The new safety assist technologies on the 2014 Mercedes-Benz E-Class sedans, wagons, coupes, and cabriolets provide another level of semi-autonomous driving via automatic braking and other functions to help prevent a collision or mitigate the severity of an impending accident.
Sensors and the associated algorithms, forward radar, as well as new rear radar are the template for the various driver assist technologies, but the primary enabler for additional semi-autonomous driving functionality is the stereo multipurpose camera.
Unlike the "mono" camera used on the 2013 E-Class, the stereo camera provides a three-dimensional, forward view of up to 55 yd (50 m) as well as an overall range of up to 550 yd (503 m). The stereo camera via image processing algorithms can identify other vehicles, motorcycles, bicyclists, animals, and pedestrians.
Located on the windshield near the rearview mirror, the stereo camera adds a new dimension to brake assist capabilities.
The BAS (Brake Assist System) Plus with Cross Traffic Assist system for 2014 calculates if an intersection collision is possible based on the speed of travel as well as the direction and the position of another vehicle. If a crash threat exists, an audible alert occurs.
“Once you touch the brake, the networked system will automatically apply the correct amount of brake pressure to stop the vehicle before the collision. That’s important because a driver’s normal tendency is to not brake hard enough, fast enough,” David Larsen, E-Class Product Manager, said during an interview with SAE Magazines at an E-Class media ride-and-drive event in Ann Arbor, MI, on June 12.
Depending on vehicle speed, road conditions, and other factors, the E-Class can be stopped before a collision occurs or the automatic braking will minimize the severity of the crash.
“At 2.6 s before impact, you’ll get an audible warning. At 1.6 s before impact, the vehicle will apply 40% of braking capacity. And at 0.6 s before impact, the vehicle will apply 100% of braking as long as the front-seat occupants are wearing seatbelts,” said Larsen, noting that autonomous braking scenarios include cross traffic incidents.
Active Lane Keeping Assist adds functionality in 2014.
“The stereo camera can recognize an oncoming vehicle and if your vehicle starts to lane drift, the car will initiate single-side braking to pull the car back into the lane. So if the car is drifting to the left, the brakes on the right side of the vehicle will be applied to ‘steer’ the vehicle to the right. In this case it’s not steering by the front wheels, but steering by braking,” explained Larsen.
The stereo camera also provides a vital assist for the new Distronic Plus with Steering Assist.
Rather than just "seeing" the immediate lead car—which was the case in 2013—the forward radar along with the stereo camera enable the vehicle to monitor two vehicles ahead of the E-Class car. “This is an example of the car beginning to anticipate traffic patterns,” Larsen said, noting this system helps keep the vehicle centered in its lane while semi-autonomously following inline traffic.

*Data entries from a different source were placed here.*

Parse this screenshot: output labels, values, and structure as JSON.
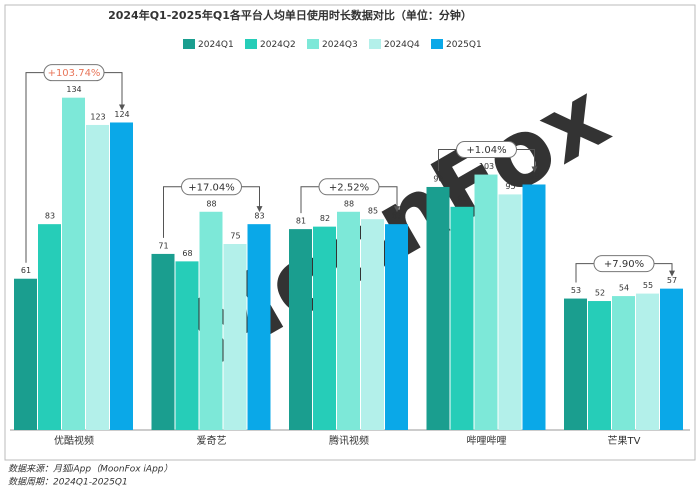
{
  "chart_data": {
    "type": "bar",
    "title": "2024年Q1-2025年Q1各平台人均单日使用时长数据对比（单位：分钟）",
    "categories": [
      "优酷视频",
      "爱奇艺",
      "腾讯视频",
      "哔哩哔哩",
      "芒果TV"
    ],
    "series": [
      {
        "name": "2024Q1",
        "color": "#1a9e8f",
        "values": [
          61,
          71,
          81,
          98,
          53
        ]
      },
      {
        "name": "2024Q2",
        "color": "#26cdb8",
        "values": [
          83,
          68,
          82,
          90,
          52
        ]
      },
      {
        "name": "2024Q3",
        "color": "#7de8d8",
        "values": [
          134,
          88,
          88,
          103,
          54
        ]
      },
      {
        "name": "2024Q4",
        "color": "#b3f0ea",
        "values": [
          123,
          75,
          85,
          95,
          55
        ]
      },
      {
        "name": "2025Q1",
        "color": "#0aa8e8",
        "values": [
          124,
          83,
          83,
          99,
          57
        ]
      }
    ],
    "growth": [
      "+103.74%",
      "+17.04%",
      "+2.52%",
      "+1.04%",
      "+7.90%"
    ],
    "ylim": [
      0,
      150
    ],
    "watermark": "MoonFox",
    "source": "数据来源：月狐iApp（MoonFox iApp）",
    "period": "数据周期：2024Q1-2025Q1"
  }
}
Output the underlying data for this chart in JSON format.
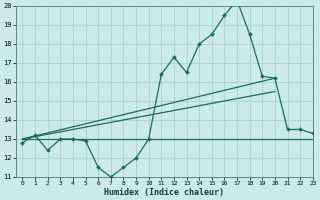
{
  "x": [
    0,
    1,
    2,
    3,
    4,
    5,
    6,
    7,
    8,
    9,
    10,
    11,
    12,
    13,
    14,
    15,
    16,
    17,
    18,
    19,
    20,
    21,
    22,
    23
  ],
  "y_main": [
    12.8,
    13.2,
    12.4,
    13.0,
    13.0,
    12.9,
    11.5,
    11.0,
    11.5,
    12.0,
    13.0,
    16.4,
    17.3,
    16.5,
    18.0,
    18.5,
    19.5,
    20.3,
    18.5,
    16.3,
    16.2,
    13.5,
    13.5,
    13.3
  ],
  "line1_x": [
    0,
    20
  ],
  "line1_y": [
    13.0,
    16.2
  ],
  "line2_x": [
    0,
    20
  ],
  "line2_y": [
    13.0,
    15.5
  ],
  "hline_x": [
    0,
    23
  ],
  "hline_y": [
    13.0,
    13.0
  ],
  "main_color": "#1a6b5a",
  "line_color": "#1a6b5a",
  "bg_color": "#cceaea",
  "grid_color": "#aacece",
  "xlabel": "Humidex (Indice chaleur)",
  "ylim": [
    11,
    20
  ],
  "xlim": [
    -0.5,
    23
  ],
  "yticks": [
    11,
    12,
    13,
    14,
    15,
    16,
    17,
    18,
    19,
    20
  ],
  "xticks": [
    0,
    1,
    2,
    3,
    4,
    5,
    6,
    7,
    8,
    9,
    10,
    11,
    12,
    13,
    14,
    15,
    16,
    17,
    18,
    19,
    20,
    21,
    22,
    23
  ]
}
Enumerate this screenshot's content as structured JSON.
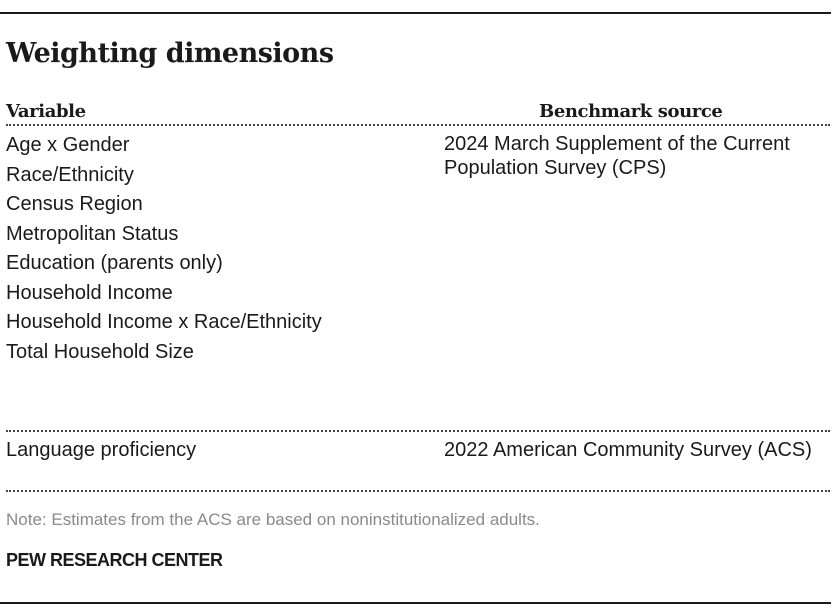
{
  "title": "Weighting dimensions",
  "table": {
    "columns": {
      "variable": "Variable",
      "benchmark": "Benchmark source"
    },
    "groups": [
      {
        "variables": [
          "Age x Gender",
          "Race/Ethnicity",
          "Census Region",
          "Metropolitan Status",
          "Education (parents only)",
          "Household Income",
          "Household Income x Race/Ethnicity",
          "Total Household Size"
        ],
        "source": "2024 March Supplement of the Current Population Survey (CPS)"
      },
      {
        "variables": [
          "Language proficiency"
        ],
        "source": "2022 American Community Survey (ACS)"
      }
    ]
  },
  "note": "Note: Estimates from the ACS are based on noninstitutionalized adults.",
  "organization": "PEW RESEARCH CENTER"
}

The 2014 application of Enhanced Attention Assist adds visual cues of green, yellow, and red bars in the instrument cluster to warn of drowsy driving, and the driver can now tune the system’s sensitivity level.
“When the S-Class arrives in U.S. dealerships in September, the Enhanced Attention Assist system will gain another feature. So rather than just having audible and visual alerts, the navigation system will offer you the distance and the route to the nearest rest stop,” Larsen said.
Enhanced Attention Assist does not use the stereo camera.
According to Bart Herring, Mercedes-Benz USA’s General Manager of Product Management, while other systems use cameras to read lane markings or track eye movements, the standard Enhanced Attention Assist system relies on the steering-wheel-angle sensor.
“The act of getting drowsy involves some weaving inside the lane, and that’s what the steering wheel angle sensor in our car measures. There are very telltale movements that we all make when we get tired, including very minute steering wheel corrections. The system looks for those movements as well as sensor data to provide information about your level of activity in the car,” Herring said.
Other optimized driver assist technologies include Pre-Safe Plus with Rear-End Collision Protection. The system prepares occupants for an impending rear-end collision by tightening seatbelts, activating the headrest, as well as closing the windows and sunroof. Once the vehicle is stopped, the brakes are locked.
Larsen said that the brake locking feature is new for 2014. “What that does is prevent a secondary impact—either hitting a car in front of you or being pushed out into the intersection where you could be hit by traffic,” Larsen said.
The 2014 E-Class sedan and wagon U.S.-launched in April. By September, all 15 variants of the 9th generation E-Class will be in dealer showrooms.